Imagine you are the Prime Minister. Imagine it’s mid-February, 2019.
The Globe and Mail has, one week earlier, broken the news that former justice minister and attorney-general Jody Wilson-Raybould faced pressure from the Prime Minister’s Office to intervene in the criminal prosecution of SNC-Lavalin. Evidence and details confirming the allegation are dripping out day by day, but Ms. Wilson-Raybould has not yet appeared before the House of Commons justice committee. The Rubicon has not yet been crossed.
Imagine that, on this day in mid-February, your advisers come to you and say, Prime Minister, this situation will grow into the worst crisis our government has ever faced. We must respond. There are two paths we can follow.
The first path involves the PM acknowledging error and apologizing. The head of government could say that, although he and his government will always “stand up for Canadian jobs,” he now recognizes that, while claiming to have been pursuing that goal, his officials crossed the line.
Pressure was brought to bear on the attorney-general, violating rules of prosecutorial independence. That should never have happened, because in Canada the rule of law is fundamental. Mistakes were made. But steps will be taken to ensure they never happen again. The government is sorry.
Name the error. Make it right. End the story.
Call it the path of reconciliation – reconciling the Liberal Party with the whistle-blowers within its ranks, and reconciling the executive branch with the rule of law.
Or there’s the second path: Refuse to apologize, refuse to admit error, refuse to acknowledge the clearly visible and spreading spot. But, if you choose that route, within a few weeks you’ll lose two of your most important ministers, your closest adviser and the most senior member of the civil service. A lot of casualties, yet no stanching of the wound.
Which path would you choose?
There is still much that Canadians do not know about the SNC-Lavalin affair. But it is at least clear, beyond any doubt, that the Trudeau government made repeated attempts to influence the attorney-general of Canada into taking the extraordinary step of overriding the independent director of public prosecutions and offering SNC-Lavalin a deferred prosecution agreement.
In theory, there are compelling legal arguments in favour of using DPAs to go after alleged corporate wrongdoers. That’s why the option is part of Canadian law.
But in practice, in a real-world case such as that of SNC-Lavalin, decisions regarding the prosecution must be left to prosecutors, or, exceptionally, the attorney-general. If the rule of law means anything, politicians, political staff and even the Prime Minister cannot have a hand in deciding who gets charged and who doesn’t, or who gets a plea agreement and who goes to trial.
It’s hard to overstate how important this is. It’s deeper than the Charter of Rights, and far older. It’s foundational.

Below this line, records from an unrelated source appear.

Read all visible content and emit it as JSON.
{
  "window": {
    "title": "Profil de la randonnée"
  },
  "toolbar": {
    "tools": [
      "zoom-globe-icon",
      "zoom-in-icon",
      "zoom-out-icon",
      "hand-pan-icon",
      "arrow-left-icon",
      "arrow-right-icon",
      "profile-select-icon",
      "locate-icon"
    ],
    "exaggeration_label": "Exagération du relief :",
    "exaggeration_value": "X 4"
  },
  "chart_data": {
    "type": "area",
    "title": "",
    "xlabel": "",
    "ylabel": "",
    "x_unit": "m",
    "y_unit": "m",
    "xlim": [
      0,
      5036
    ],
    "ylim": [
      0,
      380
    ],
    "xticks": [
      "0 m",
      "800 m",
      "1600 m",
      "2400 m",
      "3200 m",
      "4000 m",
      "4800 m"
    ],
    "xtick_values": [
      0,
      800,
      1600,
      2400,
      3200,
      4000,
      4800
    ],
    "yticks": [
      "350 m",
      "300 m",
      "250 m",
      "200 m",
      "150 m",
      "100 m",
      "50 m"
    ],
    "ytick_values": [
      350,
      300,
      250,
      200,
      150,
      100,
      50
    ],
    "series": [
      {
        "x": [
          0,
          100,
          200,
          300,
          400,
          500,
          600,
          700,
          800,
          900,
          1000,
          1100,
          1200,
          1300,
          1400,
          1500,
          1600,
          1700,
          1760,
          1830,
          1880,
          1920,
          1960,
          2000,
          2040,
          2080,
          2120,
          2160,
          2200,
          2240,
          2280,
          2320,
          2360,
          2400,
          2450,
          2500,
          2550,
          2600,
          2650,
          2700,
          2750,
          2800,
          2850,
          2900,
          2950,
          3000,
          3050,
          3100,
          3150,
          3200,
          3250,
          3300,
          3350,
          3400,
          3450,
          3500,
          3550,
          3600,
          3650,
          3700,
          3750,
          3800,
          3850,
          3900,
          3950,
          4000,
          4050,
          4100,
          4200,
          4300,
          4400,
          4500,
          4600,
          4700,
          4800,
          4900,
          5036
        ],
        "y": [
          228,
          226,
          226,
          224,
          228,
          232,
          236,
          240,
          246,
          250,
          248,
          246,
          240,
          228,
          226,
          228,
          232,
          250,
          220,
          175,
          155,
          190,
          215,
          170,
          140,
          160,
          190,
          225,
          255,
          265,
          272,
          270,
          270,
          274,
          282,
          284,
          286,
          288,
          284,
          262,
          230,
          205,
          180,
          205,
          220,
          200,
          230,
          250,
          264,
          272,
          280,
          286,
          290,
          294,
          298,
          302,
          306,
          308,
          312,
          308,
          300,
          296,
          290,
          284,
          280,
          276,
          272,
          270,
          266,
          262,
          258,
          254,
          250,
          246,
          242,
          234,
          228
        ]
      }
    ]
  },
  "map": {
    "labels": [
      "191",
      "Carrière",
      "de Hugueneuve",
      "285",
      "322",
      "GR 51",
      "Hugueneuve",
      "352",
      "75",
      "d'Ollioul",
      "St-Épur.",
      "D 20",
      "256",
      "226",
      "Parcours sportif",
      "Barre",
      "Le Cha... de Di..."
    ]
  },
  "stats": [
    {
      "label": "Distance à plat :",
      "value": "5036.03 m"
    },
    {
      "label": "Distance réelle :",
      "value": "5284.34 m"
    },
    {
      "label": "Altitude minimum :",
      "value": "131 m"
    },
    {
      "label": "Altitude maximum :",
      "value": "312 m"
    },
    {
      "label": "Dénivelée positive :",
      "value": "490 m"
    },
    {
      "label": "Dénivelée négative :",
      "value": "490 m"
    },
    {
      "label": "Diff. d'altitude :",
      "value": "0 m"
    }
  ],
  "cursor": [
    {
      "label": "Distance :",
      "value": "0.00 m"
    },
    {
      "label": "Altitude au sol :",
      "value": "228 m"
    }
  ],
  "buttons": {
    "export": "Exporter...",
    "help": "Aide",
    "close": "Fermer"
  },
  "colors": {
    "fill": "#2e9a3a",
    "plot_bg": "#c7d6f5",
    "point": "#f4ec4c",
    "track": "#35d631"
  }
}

The government has tried to make this all about Ms. Wilson-Raybould. All sorts of rumours have been spread about her – that she was difficult to work with; that she recommended a conservative judge for a Supreme Court vacancy; and that, worst of all, she is a politician focused on self-promotion.
Even if all of that were true, it’s not relevant to the real issue, which is how the government got all handsy with the SNC-Lavalin prosecution. It’s not about Ms. Wilson-Raybould’s personality.
The Commons justice committee could have done the government a favour by holding a full round of hearings, getting to the bottom of the matter and delivering a report. Instead, the Liberal majority quickly shut itself down. That was a mistake. It denied the legislative branch of government the opportunity to do what it is supposed to have the power to do, namely oversee the actions of the executive. Instead, government by PMO continues. But that’s doing the PM, and his government, no favours.
And the worst part of this story is that Liberal political miscalculation isn’t the worst part of this story. It’s a sideshow. Each time the government tries to obfuscate the real issue, it not only undermines its own credibility, it waters down principles established long before the Trudeau government came to power. They’re carved into the bedrock of Canadian law. Or at least they’re supposed to be.